After Linux OS get controls from BIOS, Linux Hyper-V VMbus driver and virtual storage driver(hv_storvsc) got loaded. Then the hv_storvsc driver has full knowledge to drive IDE, SCSI disks and FC storages per different protocols.
For this reason, on Hyper-V for windows server, SCSI disks and FC storages can only be used for saving the data instead of saving the OS rootfs. However, Hyper-V for virtual server support boot from SCSI disks by the emulated SCSI controller, which means the limitation got removed.

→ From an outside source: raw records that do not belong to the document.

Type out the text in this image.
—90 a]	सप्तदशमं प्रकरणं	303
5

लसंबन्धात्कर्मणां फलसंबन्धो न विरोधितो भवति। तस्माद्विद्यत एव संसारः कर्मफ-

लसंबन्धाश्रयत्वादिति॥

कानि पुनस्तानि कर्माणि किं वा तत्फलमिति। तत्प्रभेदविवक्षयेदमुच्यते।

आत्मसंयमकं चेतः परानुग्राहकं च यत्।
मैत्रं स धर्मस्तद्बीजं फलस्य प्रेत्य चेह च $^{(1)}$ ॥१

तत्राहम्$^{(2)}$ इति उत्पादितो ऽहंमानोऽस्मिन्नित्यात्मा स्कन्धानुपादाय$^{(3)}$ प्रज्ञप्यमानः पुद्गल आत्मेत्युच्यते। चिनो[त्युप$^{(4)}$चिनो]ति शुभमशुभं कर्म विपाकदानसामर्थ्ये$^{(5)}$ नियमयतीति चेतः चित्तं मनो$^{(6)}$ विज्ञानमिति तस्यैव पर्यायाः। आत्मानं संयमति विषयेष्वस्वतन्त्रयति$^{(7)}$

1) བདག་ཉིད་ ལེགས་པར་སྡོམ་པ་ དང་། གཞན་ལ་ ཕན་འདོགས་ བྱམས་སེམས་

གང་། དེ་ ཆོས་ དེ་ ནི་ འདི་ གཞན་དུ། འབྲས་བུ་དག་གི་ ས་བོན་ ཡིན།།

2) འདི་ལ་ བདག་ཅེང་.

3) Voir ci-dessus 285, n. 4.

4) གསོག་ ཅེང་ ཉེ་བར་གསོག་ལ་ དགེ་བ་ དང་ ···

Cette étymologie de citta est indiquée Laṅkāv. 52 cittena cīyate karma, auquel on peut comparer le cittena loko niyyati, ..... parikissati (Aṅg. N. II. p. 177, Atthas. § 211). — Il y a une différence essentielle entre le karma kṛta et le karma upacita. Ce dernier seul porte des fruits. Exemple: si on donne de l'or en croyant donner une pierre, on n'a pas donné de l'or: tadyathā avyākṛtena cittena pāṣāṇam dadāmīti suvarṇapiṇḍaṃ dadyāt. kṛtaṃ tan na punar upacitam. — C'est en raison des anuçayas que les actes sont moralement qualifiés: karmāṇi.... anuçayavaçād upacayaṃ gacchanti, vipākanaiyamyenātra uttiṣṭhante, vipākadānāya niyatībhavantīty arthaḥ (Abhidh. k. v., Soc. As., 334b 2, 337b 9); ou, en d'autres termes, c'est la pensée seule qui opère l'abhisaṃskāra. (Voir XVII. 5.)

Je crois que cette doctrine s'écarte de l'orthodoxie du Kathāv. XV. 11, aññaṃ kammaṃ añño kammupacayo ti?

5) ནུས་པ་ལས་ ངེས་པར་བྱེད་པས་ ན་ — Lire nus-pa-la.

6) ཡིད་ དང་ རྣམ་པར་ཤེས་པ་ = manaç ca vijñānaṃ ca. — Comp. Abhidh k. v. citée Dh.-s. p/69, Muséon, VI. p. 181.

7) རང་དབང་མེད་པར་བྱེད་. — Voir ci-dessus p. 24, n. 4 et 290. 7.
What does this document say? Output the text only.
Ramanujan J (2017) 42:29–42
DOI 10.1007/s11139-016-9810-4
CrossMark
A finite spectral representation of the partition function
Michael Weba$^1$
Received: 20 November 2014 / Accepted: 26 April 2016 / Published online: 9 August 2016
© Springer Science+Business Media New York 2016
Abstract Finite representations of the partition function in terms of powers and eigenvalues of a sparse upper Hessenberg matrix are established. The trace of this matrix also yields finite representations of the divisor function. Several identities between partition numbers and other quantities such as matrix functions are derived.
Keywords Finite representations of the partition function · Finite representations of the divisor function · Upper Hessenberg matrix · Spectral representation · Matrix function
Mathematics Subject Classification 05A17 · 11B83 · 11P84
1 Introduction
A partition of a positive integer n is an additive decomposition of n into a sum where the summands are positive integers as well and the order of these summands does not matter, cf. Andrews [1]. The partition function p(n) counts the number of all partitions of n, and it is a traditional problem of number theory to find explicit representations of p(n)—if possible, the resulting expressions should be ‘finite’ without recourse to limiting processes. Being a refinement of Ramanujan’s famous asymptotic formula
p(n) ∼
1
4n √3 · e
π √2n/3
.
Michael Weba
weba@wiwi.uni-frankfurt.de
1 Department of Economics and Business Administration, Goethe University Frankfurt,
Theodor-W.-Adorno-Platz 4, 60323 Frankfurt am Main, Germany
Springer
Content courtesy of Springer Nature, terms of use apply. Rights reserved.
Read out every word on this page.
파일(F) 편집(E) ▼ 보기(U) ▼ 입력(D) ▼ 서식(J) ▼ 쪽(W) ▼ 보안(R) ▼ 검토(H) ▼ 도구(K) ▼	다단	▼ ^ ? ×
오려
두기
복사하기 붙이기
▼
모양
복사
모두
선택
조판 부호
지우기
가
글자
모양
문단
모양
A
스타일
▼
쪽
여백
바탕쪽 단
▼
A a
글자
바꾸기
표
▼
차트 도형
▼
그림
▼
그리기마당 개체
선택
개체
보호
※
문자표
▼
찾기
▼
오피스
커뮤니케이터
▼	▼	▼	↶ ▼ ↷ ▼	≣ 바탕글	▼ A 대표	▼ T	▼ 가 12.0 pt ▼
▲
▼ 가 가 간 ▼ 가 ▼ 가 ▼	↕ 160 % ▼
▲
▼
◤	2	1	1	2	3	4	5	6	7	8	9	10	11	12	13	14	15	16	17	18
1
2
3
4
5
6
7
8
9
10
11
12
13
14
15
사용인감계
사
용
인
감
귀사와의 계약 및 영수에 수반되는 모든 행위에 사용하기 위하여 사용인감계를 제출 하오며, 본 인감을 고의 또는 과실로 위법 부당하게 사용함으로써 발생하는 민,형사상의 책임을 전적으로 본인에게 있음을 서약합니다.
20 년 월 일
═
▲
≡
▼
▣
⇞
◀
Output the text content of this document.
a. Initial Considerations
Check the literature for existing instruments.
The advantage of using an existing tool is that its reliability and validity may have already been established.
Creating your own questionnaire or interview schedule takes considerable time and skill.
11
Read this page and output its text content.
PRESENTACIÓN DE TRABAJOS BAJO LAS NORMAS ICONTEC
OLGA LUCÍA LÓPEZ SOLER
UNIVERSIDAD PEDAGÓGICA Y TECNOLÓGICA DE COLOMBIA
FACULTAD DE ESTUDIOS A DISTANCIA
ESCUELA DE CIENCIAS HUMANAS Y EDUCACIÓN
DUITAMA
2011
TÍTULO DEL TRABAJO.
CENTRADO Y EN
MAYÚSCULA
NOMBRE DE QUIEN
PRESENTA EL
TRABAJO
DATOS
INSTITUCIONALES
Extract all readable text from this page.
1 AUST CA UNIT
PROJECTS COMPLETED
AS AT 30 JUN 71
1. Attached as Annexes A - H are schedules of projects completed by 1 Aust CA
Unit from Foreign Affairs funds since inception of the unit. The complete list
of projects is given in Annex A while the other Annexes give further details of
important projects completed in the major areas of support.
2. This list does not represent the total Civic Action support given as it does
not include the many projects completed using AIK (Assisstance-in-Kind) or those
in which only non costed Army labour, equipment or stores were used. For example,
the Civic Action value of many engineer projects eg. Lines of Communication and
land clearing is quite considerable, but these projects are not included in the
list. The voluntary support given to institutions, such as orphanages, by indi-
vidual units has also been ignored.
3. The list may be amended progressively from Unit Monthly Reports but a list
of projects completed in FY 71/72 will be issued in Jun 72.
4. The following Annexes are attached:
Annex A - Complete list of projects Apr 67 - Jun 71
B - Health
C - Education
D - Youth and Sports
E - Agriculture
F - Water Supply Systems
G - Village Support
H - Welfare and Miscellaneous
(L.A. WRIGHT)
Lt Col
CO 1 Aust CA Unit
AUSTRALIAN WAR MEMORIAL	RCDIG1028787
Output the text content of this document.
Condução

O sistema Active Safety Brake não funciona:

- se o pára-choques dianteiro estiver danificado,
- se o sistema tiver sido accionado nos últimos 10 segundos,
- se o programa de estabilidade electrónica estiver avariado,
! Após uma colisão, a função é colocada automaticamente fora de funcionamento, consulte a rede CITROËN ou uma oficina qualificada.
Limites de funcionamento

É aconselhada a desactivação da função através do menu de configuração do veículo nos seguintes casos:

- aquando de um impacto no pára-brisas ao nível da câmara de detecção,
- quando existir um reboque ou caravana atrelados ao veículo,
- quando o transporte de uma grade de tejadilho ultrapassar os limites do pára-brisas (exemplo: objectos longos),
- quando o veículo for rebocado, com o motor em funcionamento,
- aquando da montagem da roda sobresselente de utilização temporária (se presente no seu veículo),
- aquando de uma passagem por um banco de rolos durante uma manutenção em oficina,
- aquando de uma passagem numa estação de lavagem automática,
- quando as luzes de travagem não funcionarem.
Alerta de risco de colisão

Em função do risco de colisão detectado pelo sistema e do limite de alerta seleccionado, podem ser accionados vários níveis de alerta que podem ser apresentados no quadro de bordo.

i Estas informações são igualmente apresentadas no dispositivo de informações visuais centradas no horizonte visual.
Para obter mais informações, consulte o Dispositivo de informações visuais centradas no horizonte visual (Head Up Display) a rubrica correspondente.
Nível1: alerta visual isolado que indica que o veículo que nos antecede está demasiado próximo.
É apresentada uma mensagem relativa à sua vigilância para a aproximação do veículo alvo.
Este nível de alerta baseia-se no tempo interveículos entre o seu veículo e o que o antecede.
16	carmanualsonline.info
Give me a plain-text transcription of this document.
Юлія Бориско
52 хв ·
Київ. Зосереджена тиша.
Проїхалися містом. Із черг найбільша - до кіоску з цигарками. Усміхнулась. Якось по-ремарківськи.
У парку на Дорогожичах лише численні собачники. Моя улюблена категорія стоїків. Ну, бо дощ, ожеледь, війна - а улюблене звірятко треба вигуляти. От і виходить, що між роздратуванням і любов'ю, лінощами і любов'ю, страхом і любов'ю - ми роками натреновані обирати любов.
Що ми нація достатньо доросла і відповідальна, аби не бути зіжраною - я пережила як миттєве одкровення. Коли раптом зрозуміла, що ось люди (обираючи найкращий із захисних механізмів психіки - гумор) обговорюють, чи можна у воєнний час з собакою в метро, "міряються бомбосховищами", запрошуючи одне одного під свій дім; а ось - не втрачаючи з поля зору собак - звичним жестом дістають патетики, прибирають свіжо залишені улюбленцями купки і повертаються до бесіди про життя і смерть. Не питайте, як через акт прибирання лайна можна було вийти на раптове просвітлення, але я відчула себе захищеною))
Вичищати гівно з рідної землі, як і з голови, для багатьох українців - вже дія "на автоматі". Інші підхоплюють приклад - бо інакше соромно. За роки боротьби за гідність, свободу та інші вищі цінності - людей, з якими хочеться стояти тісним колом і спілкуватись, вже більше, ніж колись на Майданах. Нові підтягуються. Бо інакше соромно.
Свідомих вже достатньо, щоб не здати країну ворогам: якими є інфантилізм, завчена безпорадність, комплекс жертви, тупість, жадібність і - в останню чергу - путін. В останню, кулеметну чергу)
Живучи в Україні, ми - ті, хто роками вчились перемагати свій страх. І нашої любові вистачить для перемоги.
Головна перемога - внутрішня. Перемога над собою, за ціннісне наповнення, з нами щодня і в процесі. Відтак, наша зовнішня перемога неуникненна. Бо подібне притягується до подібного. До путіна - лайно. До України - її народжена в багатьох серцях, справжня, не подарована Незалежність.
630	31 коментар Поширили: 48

Another problem is, in a Linux OS, there are 3 drivers that can control IDE disks, how can we avoid the conflicts here?
First of all, legacy ide-generic and ata_piix drivers could be controlled by different kernel Kconfig options at build time or boot options in grub. Most of new Linux distributions usually disable legacy IDE drivers and use ata_piix driver by default.
Second of all, Linux changed the ata_piix code to avoid the conflicts when Linux OS already enabled the Hyper-V virtual storage driver.
The last concern is IDE disks capacity limitation. Hyper-V’s IDE disk is now 48-bit LBA capable. This allows you to connect large VHDs up to 2040GB to it.
PXE boot is the similar case with boot disk. Hyper-V only supports one type of emulated devices for NIC controller. As PXE boot is implemented at BIOS running period, Hyper-V can only boot from a very old NIC controller: DEC 21140 10/100TX 100 MB Ethernet network adapter.
The Hyper-V virtual network driver can’t be used here as VM BIOS runtime phase has no PV drivers support.